Ecco perché, come giustamente chiedono Forza Italia, Ncd & galeotti vari, è tempo di por mano a una legge che limiti, o meglio proibisca tout court le intercettazioni: si sa che, intercettando un vecchio tangentista pluricondannato come Greganti o Frigerio o Maltauro (casi Mose ed Expo) o un ex esponente dei Nar e della Banda della Magliana o un condannato per omicidio (inchiesta Roma mafiosa), è inevitabile incappare in qualche sindaco o assessore o politico di destra, di centro e di sinistra. E poi diventa dura insabbiare tutto: quando hai i morti in casa, è già troppo tardi, i cadaveri puzzano e i vicini mormorano, mica puoi far finta di niente. Bisogna agire alla fonte, evitando di scoprire queste brutte cose. Lo spiegava l’altra sera a Ballarò il generale del Ros Mario Mori, purtroppo in pensione, rivendicando orgogliosamente la trattativa Stato-mafia del ‘ 92 con un giusto distinguo lessicale (“Non è stata una trattativa, è stato un baratto”): “Io ero la Polizia giudiziaria che stava facendo operazioni antimafia e quello era un mio compito. Io avevo il coraggio di andarci (dal mafioso Vito Ciancimino, ndr), nessun altro aveva il coraggio, erano tutti nascosti sotto alle scrivanie in quel periodo. Quella fatta con Ciancimino è una trattativa, però è una trattativa consentita dalla norma. Ciancimino era debole, sul suo capo s’addensava una serie di procedimenti che l’avrebbe portato sicuramente in galera, ci poteva dare qualche spunto e barattarlo con un trattamento migliore”.

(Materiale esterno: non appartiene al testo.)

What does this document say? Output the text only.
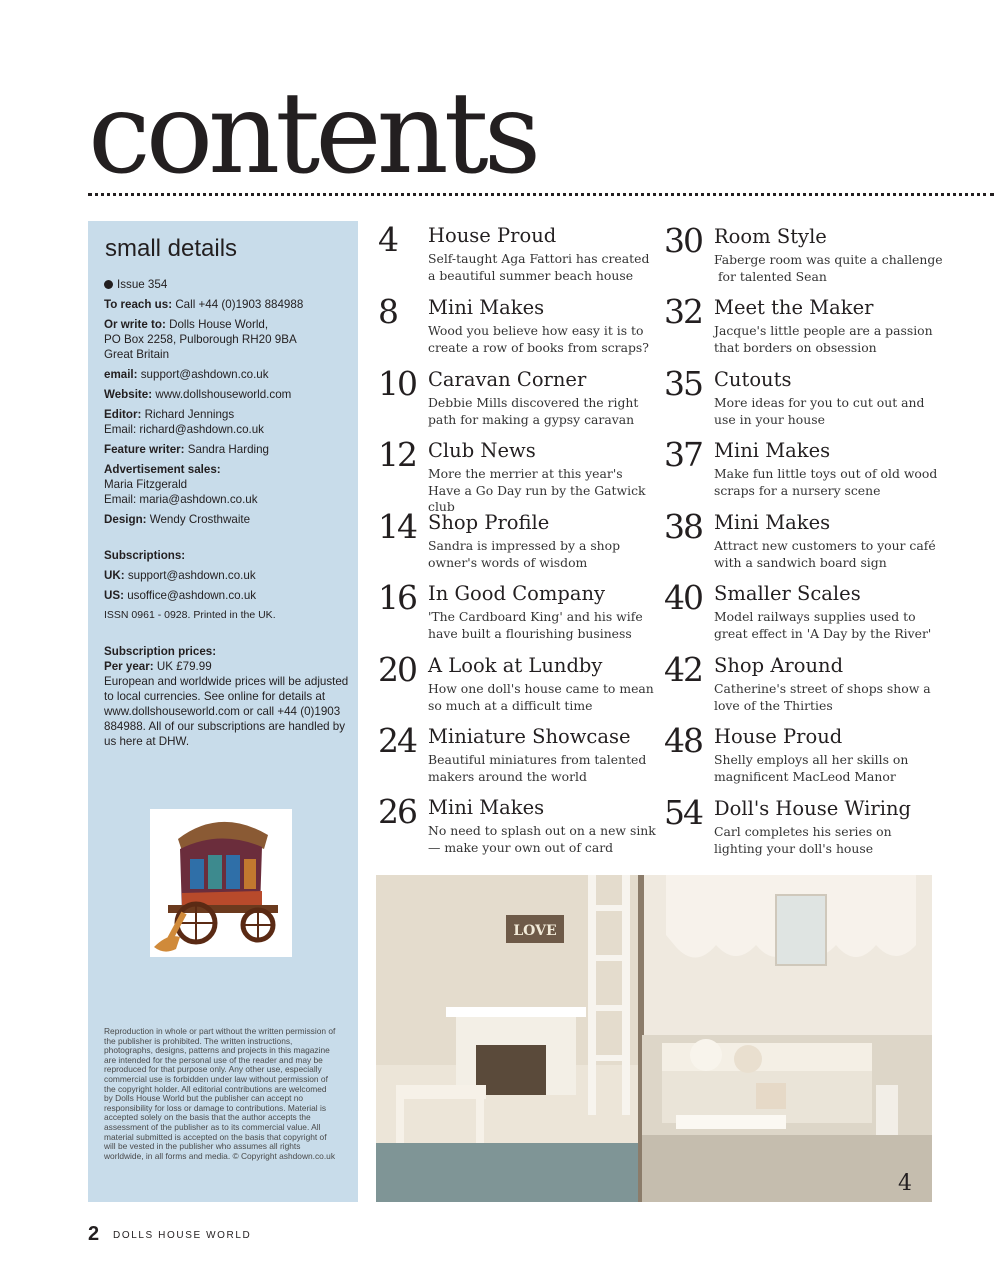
contents
small details

Issue 354

To reach us: Call +44 (0)1903 884988

Or write to: Dolls House World,
PO Box 2258, Pulborough RH20 9BA
Great Britain

email: support@ashdown.co.uk

Website: www.dollshouseworld.com

Editor: Richard Jennings
Email: richard@ashdown.co.uk

Feature writer: Sandra Harding

Advertisement sales:
Maria Fitzgerald
Email: maria@ashdown.co.uk

Design: Wendy Crosthwaite

Subscriptions:

UK: support@ashdown.co.uk

US: usoffice@ashdown.co.uk

ISSN 0961 - 0928. Printed in the UK.

Subscription prices:
Per year: UK £79.99
European and worldwide prices will be adjusted to local currencies. See online for details at www.dollshouseworld.com or call +44 (0)1903 884988. All of our subscriptions are handled by us here at DHW.

Reproduction in whole or part without the written permission of the publisher is prohibited. The written instructions, photographs, designs, patterns and projects in this magazine are intended for the personal use of the reader and may be reproduced for that purpose only. Any other use, especially commercial use is forbidden under law without permission of the copyright holder. All editorial contributions are welcomed by Dolls House World but the publisher can accept no responsibility for loss or damage to contributions. Material is accepted solely on the basis that the author accepts the assessment of the publisher as to its commercial value. All material submitted is accepted on the basis that copyright of will be vested in the publisher who assumes all rights worldwide, in all forms and media. © Copyright ashdown.co.uk

4	House Proud
Self-taught Aga Fattori has created a beautiful summer beach house
8	Mini Makes
Wood you believe how easy it is to create a row of books from scraps?
10 Caravan Corner
Debbie Mills discovered the right path for making a gypsy caravan
12 Club News
More the merrier at this year's Have a Go Day run by the Gatwick club
14 Shop Profile
Sandra is impressed by a shop owner's words of wisdom
16 In Good Company
'The Cardboard King' and his wife have built a flourishing business
20 A Look at Lundby
How one doll's house came to mean so much at a difficult time
24 Miniature Showcase
Beautiful miniatures from talented makers around the world
26 Mini Makes
No need to splash out on a new sink — make your own out of card
30 Room Style
Faberge room was quite a challenge
for talented Sean
32 Meet the Maker
Jacque's little people are a passion that borders on obsession
35 Cutouts
More ideas for you to cut out and use in your house
37 Mini Makes
Make fun little toys out of old wood scraps for a nursery scene
38 Mini Makes
Attract new customers to your café with a sandwich board sign
40 Smaller Scales
Model railways supplies used to great effect in 'A Day by the River'
42 Shop Around
Catherine's street of shops show a love of the Thirties
48 House Proud
Shelly employs all her skills on magnificent MacLeod Manor
54 Doll's House Wiring
Carl completes his series on lighting your doll's house
LOVE
4
2 DOLLS HOUSE WORLD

Ecco, chi oggi pensa di tener dentro il camerata Carminati & C., prenda buona nota: questo deve fare una polizia giudiziaria che si rispetti in un paese moderno. Infischiarsene della Costituzione e delle leggi, tenere all’oscuro i magistrati e i vertici dell’Arma, e trattare anzi barattare con i criminali. Poi, naturalmente, evitare accuratamente di arrestarli e affidare loro le perquisizioni dei covi. Infine diventare generali, capi dei servizi segreti e, una volta in pensione, consulenti per la sicurezza del sindaco Alemanno (già…) e controllori della trasparenza degli appalti di Expo su incarico del governatore Formigoni (ri-già…). Altrimenti si perde la guida dell’Europa.